Bridgewater Associates has a team of software engineers working on the project at the request of billionaire founder Ray Dalio, who wants to ensure the company can run according to his vision even when he’s not there, the Wall Street Journal reported.
“The role of many remaining humans at the firm wouldn’t be to make individual choices but to design the criteria by which the system makes decisions, intervening when something isn’t working,” wrote the Journal, which spoke to five former and current employees.”
For anyone excited about the prospect of Skynet-like Terminators taking on middle management jobs, this headline served as an early holiday gift. For this human, however, the premise falls a bit flat. Here are three big reasons why I believe that management jobs will remain the domain of carbon-based lifeforms.
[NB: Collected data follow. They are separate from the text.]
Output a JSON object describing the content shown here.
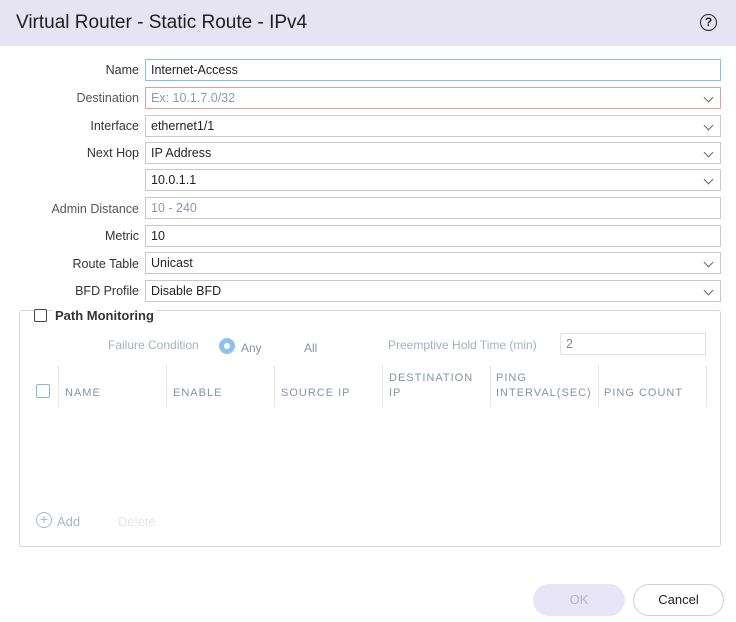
{
  "dialog": {
    "title": "Virtual Router - Static Route - IPv4",
    "help_glyph": "?"
  },
  "form": {
    "name_label": "Name",
    "name_value": "Internet-Access",
    "destination_label": "Destination",
    "destination_placeholder": "Ex: 10.1.7.0/32",
    "interface_label": "Interface",
    "interface_value": "ethernet1/1",
    "next_hop_label": "Next Hop",
    "next_hop_type": "IP Address",
    "next_hop_value": "10.0.1.1",
    "admin_distance_label": "Admin Distance",
    "admin_distance_placeholder": "10 - 240",
    "metric_label": "Metric",
    "metric_value": "10",
    "route_table_label": "Route Table",
    "route_table_value": "Unicast",
    "bfd_label": "BFD Profile",
    "bfd_value": "Disable BFD"
  },
  "path_monitoring": {
    "label": "Path Monitoring",
    "failure_condition_label": "Failure Condition",
    "option_any": "Any",
    "option_all": "All",
    "hold_time_label": "Preemptive Hold Time (min)",
    "hold_time_value": "2",
    "columns": [
      "NAME",
      "ENABLE",
      "SOURCE IP",
      "DESTINATION IP",
      "PING INTERVAL(SEC)",
      "PING COUNT"
    ],
    "add_label": "Add",
    "delete_label": "Delete"
  },
  "footer": {
    "ok_label": "OK",
    "cancel_label": "Cancel"
  }
}
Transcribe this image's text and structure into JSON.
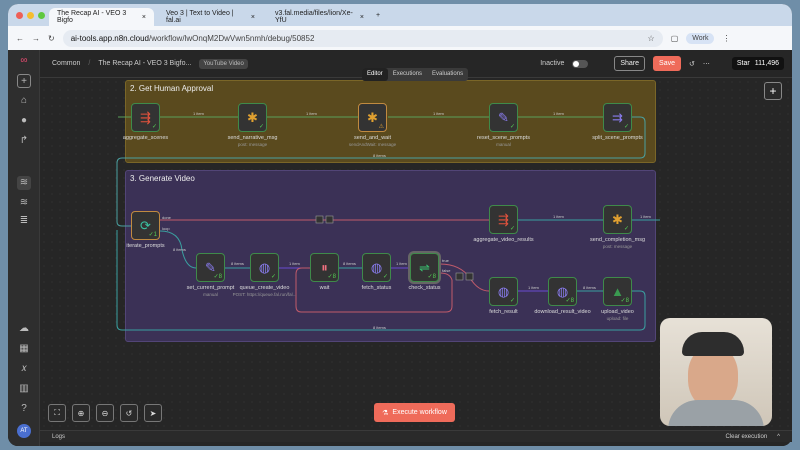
{
  "browser": {
    "tabs": [
      {
        "label": "The Recap AI - VEO 3 Bigfo",
        "active": true
      },
      {
        "label": "Veo 3 | Text to Video | fal.ai"
      },
      {
        "label": "v3.fal.media/files/lion/Xe-YfU"
      }
    ],
    "url_host": "ai-tools.app.n8n.cloud",
    "url_path": "/workflow/lwOnqM2DwVwn5nmh/debug/50852",
    "profile": "Work"
  },
  "header": {
    "project": "Common",
    "title": "The Recap AI - VEO 3 Bigfo...",
    "tag": "YouTube Video",
    "inactive_label": "Inactive",
    "active": false,
    "share": "Share",
    "save": "Save",
    "star": "Star",
    "stars": "111,496"
  },
  "view_tabs": [
    "Editor",
    "Executions",
    "Evaluations"
  ],
  "groups": [
    {
      "title": "2. Get Human Approval",
      "color": "#5a4a1e"
    },
    {
      "title": "3. Generate Video",
      "color": "#3b3156"
    }
  ],
  "nodes": {
    "aggregate_scenes": {
      "label": "aggregate_scenes",
      "icon": "aggregate-icon"
    },
    "send_narrative_msg": {
      "label": "send_narrative_msg",
      "sub": "post: message",
      "icon": "slack-icon"
    },
    "send_and_wait": {
      "label": "send_and_wait",
      "sub": "sendAndWait: message",
      "icon": "slack-icon",
      "warning": true
    },
    "reset_scene_prompts": {
      "label": "reset_scene_prompts",
      "sub": "manual",
      "icon": "pencil-icon"
    },
    "split_scene_prompts": {
      "label": "split_scene_prompts",
      "icon": "split-icon"
    },
    "iterate_prompts": {
      "label": "iterate_prompts",
      "icon": "loop-icon",
      "badge": "1"
    },
    "aggregate_video_results": {
      "label": "aggregate_video_results",
      "icon": "aggregate-icon"
    },
    "send_completion_msg": {
      "label": "send_completion_msg",
      "sub": "post: message",
      "icon": "slack-icon"
    },
    "set_current_prompt": {
      "label": "set_current_prompt",
      "sub": "manual",
      "icon": "pencil-icon",
      "badge": "8"
    },
    "queue_create_video": {
      "label": "queue_create_video",
      "sub": "POST: https://queue.fal.run/fal...",
      "icon": "globe-icon"
    },
    "wait": {
      "label": "wait",
      "icon": "pause-icon",
      "badge": "8"
    },
    "fetch_status": {
      "label": "fetch_status",
      "icon": "globe-icon"
    },
    "check_status": {
      "label": "check_status",
      "icon": "if-icon",
      "badge": "8"
    },
    "fetch_result": {
      "label": "fetch_result",
      "icon": "globe-icon"
    },
    "download_result_video": {
      "label": "download_result_video",
      "icon": "globe-icon",
      "badge": "8"
    },
    "upload_video": {
      "label": "upload_video",
      "sub": "upload: file",
      "icon": "gdrive-icon",
      "badge": "8"
    }
  },
  "edge_labels": {
    "one": "1 item",
    "eight": "8 items",
    "done": "done",
    "loop": "loop",
    "true": "true",
    "false": "false"
  },
  "execute": "Execute workflow",
  "logs": "Logs",
  "clear": "Clear execution"
}
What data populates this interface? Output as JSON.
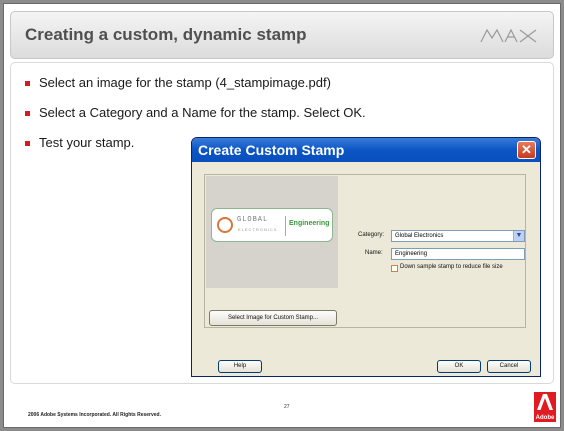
{
  "slide": {
    "title": "Creating a custom, dynamic stamp",
    "bullets": [
      "Select an image for the stamp (4_stampimage.pdf)",
      "Select a Category and a Name for the stamp. Select OK.",
      "Test your stamp."
    ],
    "footer_copyright": "2006 Adobe Systems Incorporated.  All Rights Reserved.",
    "page_number": "27",
    "brand_logo": "MAX",
    "adobe_logo_text": "Adobe"
  },
  "dialog": {
    "title": "Create Custom Stamp",
    "stamp_preview": {
      "brand": "GLOBAL",
      "sub": "ELECTRONICS",
      "label": "Engineering"
    },
    "select_image_button": "Select Image for Custom Stamp...",
    "category_label": "Category:",
    "category_value": "Global Electronics",
    "name_label": "Name:",
    "name_value": "Engineering",
    "downsample_label": "Down sample stamp to reduce file size",
    "help_button": "Help",
    "ok_button": "OK",
    "cancel_button": "Cancel"
  },
  "colors": {
    "bullet": "#d71920",
    "titlebar_blue": "#0b55c4",
    "stamp_green": "#3a9a3a"
  }
}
Emotions matter. For Bridgewater, the hypothesis is that management is largely an exercise in sorting through information to get the ‘best decision.’ I agree. However, human beings come pre-wired with emotions ranging from the primal (fear that I’m about to be eaten by that sabre-toothed tiger) to those that may have evolved more recently (inferring the true meaning of a message through non-verbal cues).
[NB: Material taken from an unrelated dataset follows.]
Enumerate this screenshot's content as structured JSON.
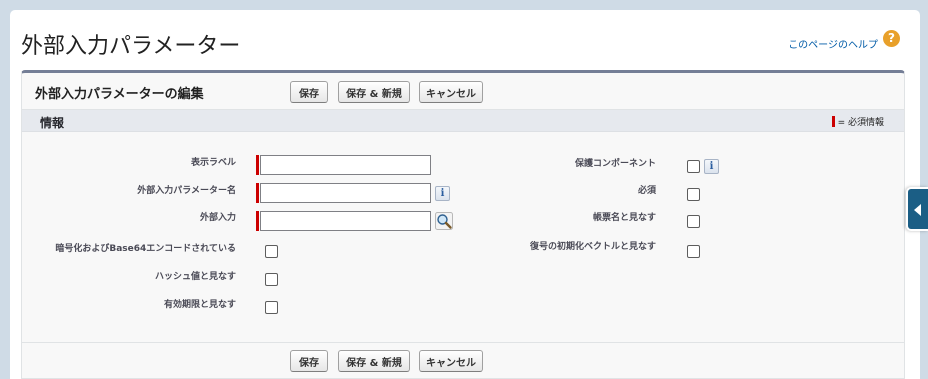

Human beings will always produce broad ranges of emotions as a result of their experiences in the workplace, and a rational, AI-based management system that doesn’t account for the human, emotions-based reactions to what they’re being asked (or told) to do will result in worse outcomes. On the other hand, human beings managing other human beings can overcome just about any incorrect decision and motivate their team to correct the mistake based entirely on an emotional argument (“We can do it!”).
Humans produce breakthroughs. Algorithms are, by their nature, a reflection of information gathered in the past. True, AI systems are evolving at an accelerating rate and will be capable of making increasingly complex decisions each and every year. But what an algorithmic model cannot ever do, in my opinion, is produce the bolt of inspiration that the human mind is capable of delivering. AI-based managers can govern basic decisions based on facts; they cannot dream up the iPod.
Nick Seneca, author of Breakthrough Biodynamics, sums it up nicely in saying, “I am convinced that no computer, no matter how powerful, will ever be able to purposefully innovate an artistic breakthrough like Hip Hop; or a commercial one like Instagram. Breakthrough creativity is fundamentally organic, not algorithmic. Whilst computers and the businesses that run on them are breakthroughs; they themselves will never make them.”
Only humans can determine the “why.” The best-run companies inspire their workforce with a firm understanding of why the company exists. Human beings can program AI systems to do many things, but one thing AI systems cannot do is decide this “why.” And since that AI-based manager can’t inspire their team with authentic leadership that’s rooted in the company’s reason for existence, it will therefore underperform human managers over the long run.
Said differently – algorithms might be better at picking individual stocks, but humans will be better at building wealth management companies.